Q: Does your company have a formal strategy to identify and attract next-generation workers for your factories or plants?

A Workforce in Transition

In the U.S., the problems of unfilled job openings and attracting younger people into the workforce have persisted for many years. Yet, a majority of companies, 54% according to the survey, do not have formal strategies to identify and attract next-generation workers. And among the 36% that do have a strategy, only 13% consider those strategies to be very effective (Charts 13, 14).

And so the issue of unfilled jobs across many categories of job functions drags on. Most prominent among jobs that are open for at least six months are production supervisors, quality control specialists, mechanical engineers, and process control engineers. And those that are open one year or more include cybersecurity professionals, digital design and modeling specialists, and maintenance engineers (Chart 16).

Looking ahead at the digital roles and skills that will be required, the survey offers some encouragement that manufacturers are beginning to turn their attention to understanding future needs. Almost half of survey respondents, 48%, say they have some understanding today what the digital roles and skills will be. But with only six percent indicating that these requirements are well understood, there is obviously much distance yet to be traveled before the industry as a whole has a clear picture of what the workforce of the future will look like (Chart 17).

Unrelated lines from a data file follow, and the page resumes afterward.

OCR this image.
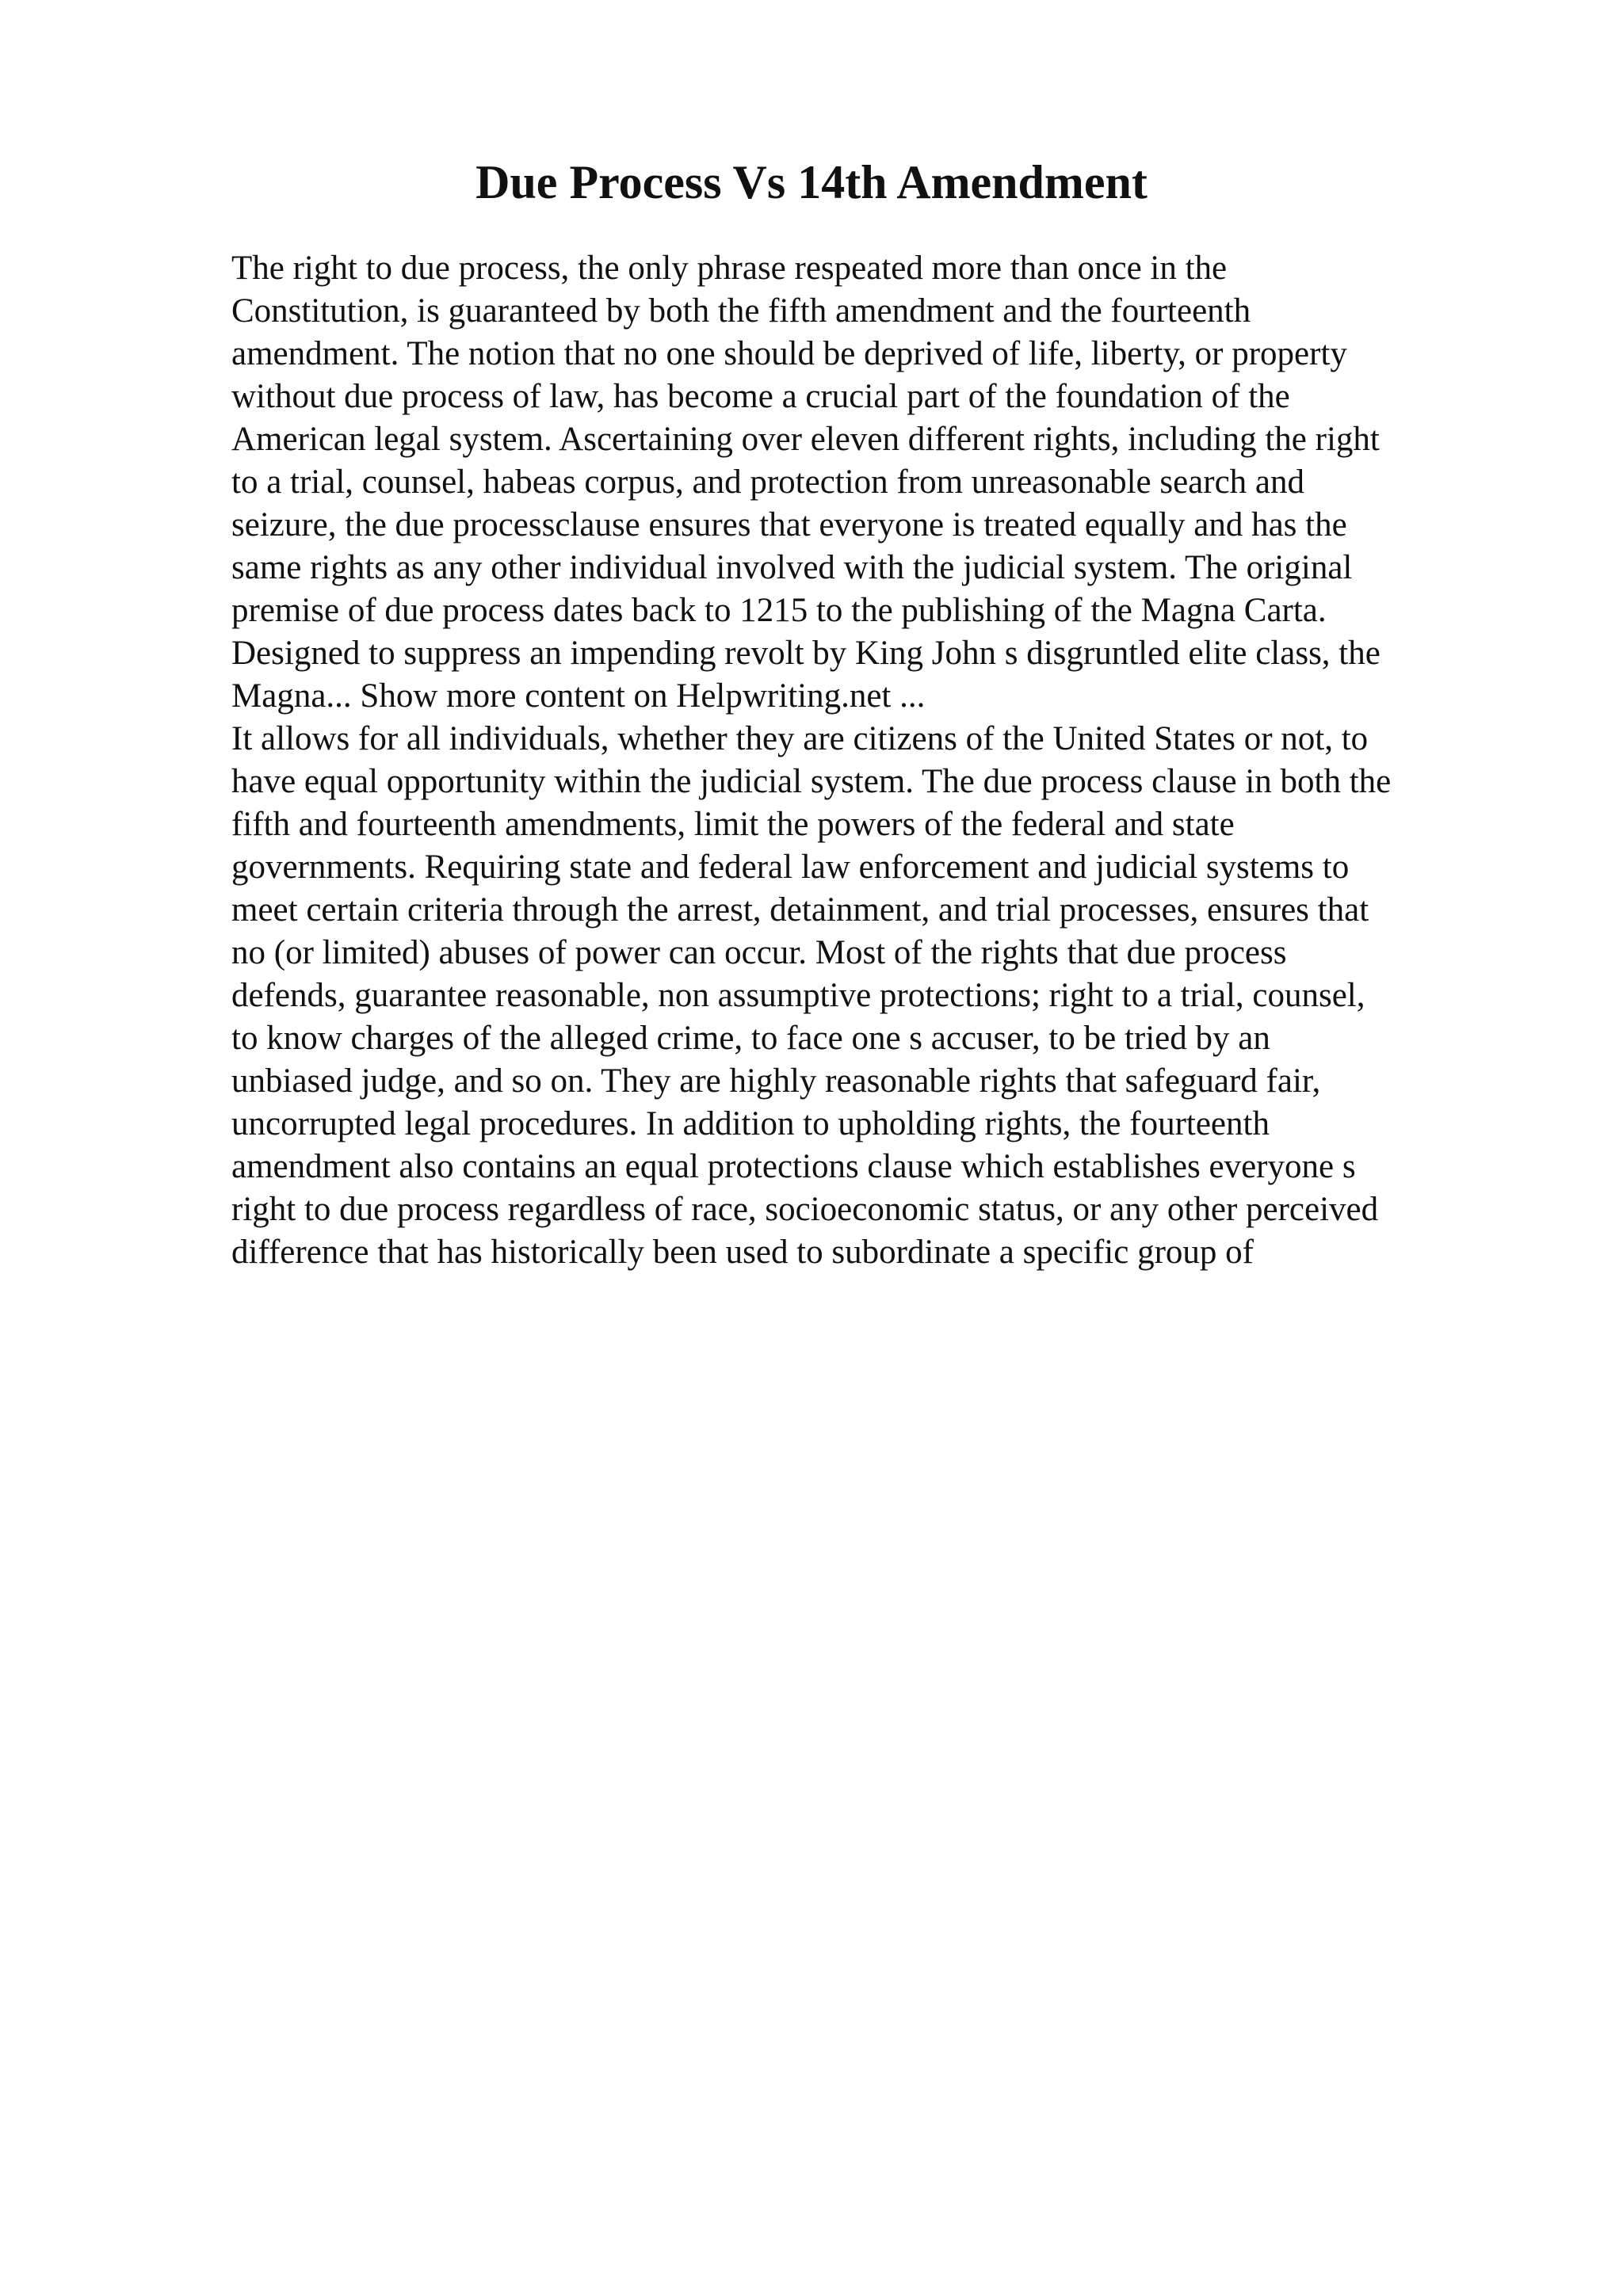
Due Process Vs 14th Amendment
The right to due process, the only phrase respeated more than once in the
Constitution, is guaranteed by both the fifth amendment and the fourteenth
amendment. The notion that no one should be deprived of life, liberty, or property
without due process of law, has become a crucial part of the foundation of the
American legal system. Ascertaining over eleven different rights, including the right
to a trial, counsel, habeas corpus, and protection from unreasonable search and
seizure, the due processclause ensures that everyone is treated equally and has the
same rights as any other individual involved with the judicial system. The original
premise of due process dates back to 1215 to the publishing of the Magna Carta.
Designed to suppress an impending revolt by King John s disgruntled elite class, the
Magna... Show more content on Helpwriting.net ...
It allows for all individuals, whether they are citizens of the United States or not, to
have equal opportunity within the judicial system. The due process clause in both the
fifth and fourteenth amendments, limit the powers of the federal and state
governments. Requiring state and federal law enforcement and judicial systems to
meet certain criteria through the arrest, detainment, and trial processes, ensures that
no (or limited) abuses of power can occur. Most of the rights that due process
defends, guarantee reasonable, non assumptive protections; right to a trial, counsel,
to know charges of the alleged crime, to face one s accuser, to be tried by an
unbiased judge, and so on. They are highly reasonable rights that safeguard fair,
uncorrupted legal procedures. In addition to upholding rights, the fourteenth
amendment also contains an equal protections clause which establishes everyone s
right to due process regardless of race, socioeconomic status, or any other perceived
difference that has historically been used to subordinate a specific group of
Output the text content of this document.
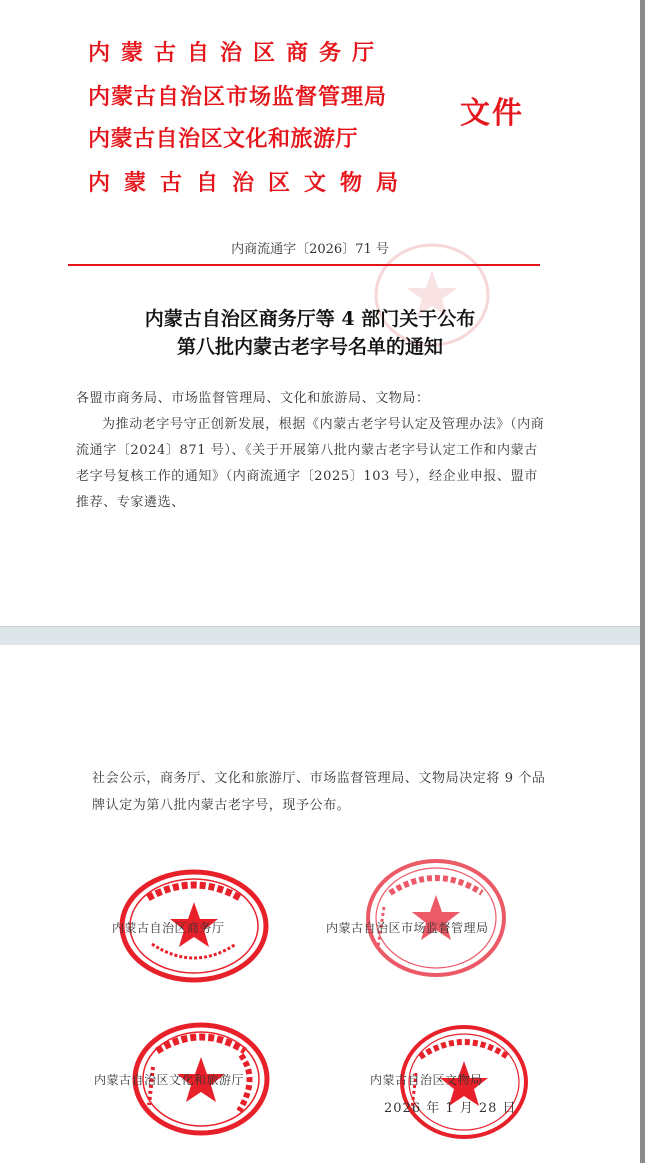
内蒙古自治区商务厅
内蒙古自治区市场监督管理局
内蒙古自治区文化和旅游厅
内蒙古自治区文物局
文件
内商流通字〔2026〕71 号
内蒙古自治区商务厅等 4 部门关于公布
第八批内蒙古老字号名单的通知
各盟市商务局、市场监督管理局、文化和旅游局、文物局：
为推动老字号守正创新发展，根据《内蒙古老字号认定及管理办法》（内商流通字〔2024〕871 号）、《关于开展第八批内蒙古老字号认定工作和内蒙古老字号复核工作的通知》（内商流通字〔2025〕103 号），经企业申报、盟市推荐、专家遴选、
社会公示，商务厅、文化和旅游厅、市场监督管理局、文物局决定将 9 个品牌认定为第八批内蒙古老字号，现予公布。
内蒙古自治区商务厅	内蒙古自治区市场监督管理局
内蒙古自治区文化和旅游厅	内蒙古自治区文物局
2026 年 1 月 28 日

In the meantime, given the persistence of the workforce issue, a significant number of manufacturing companies are looking at automation as at least a partial cure. Thirty-five percent of survey respondents indicate that automation and advanced technologies will help offset the difficulty in filling open jobs and another 28% expect that these technologies will actually reduce the number of workers they require (Chart 18). A small group, 11%, thinks they will require more workers in the future as a result of automation.

However this trend plays out, it’s clear that manufacturing leaders face no ordinary times. The advent of the digital era, the rush of new technologies such as artificial intelligence and collaborative robotics, and the churning demographics of the workplace have combined to erect an unprecedented challenge before manufacturing leaders.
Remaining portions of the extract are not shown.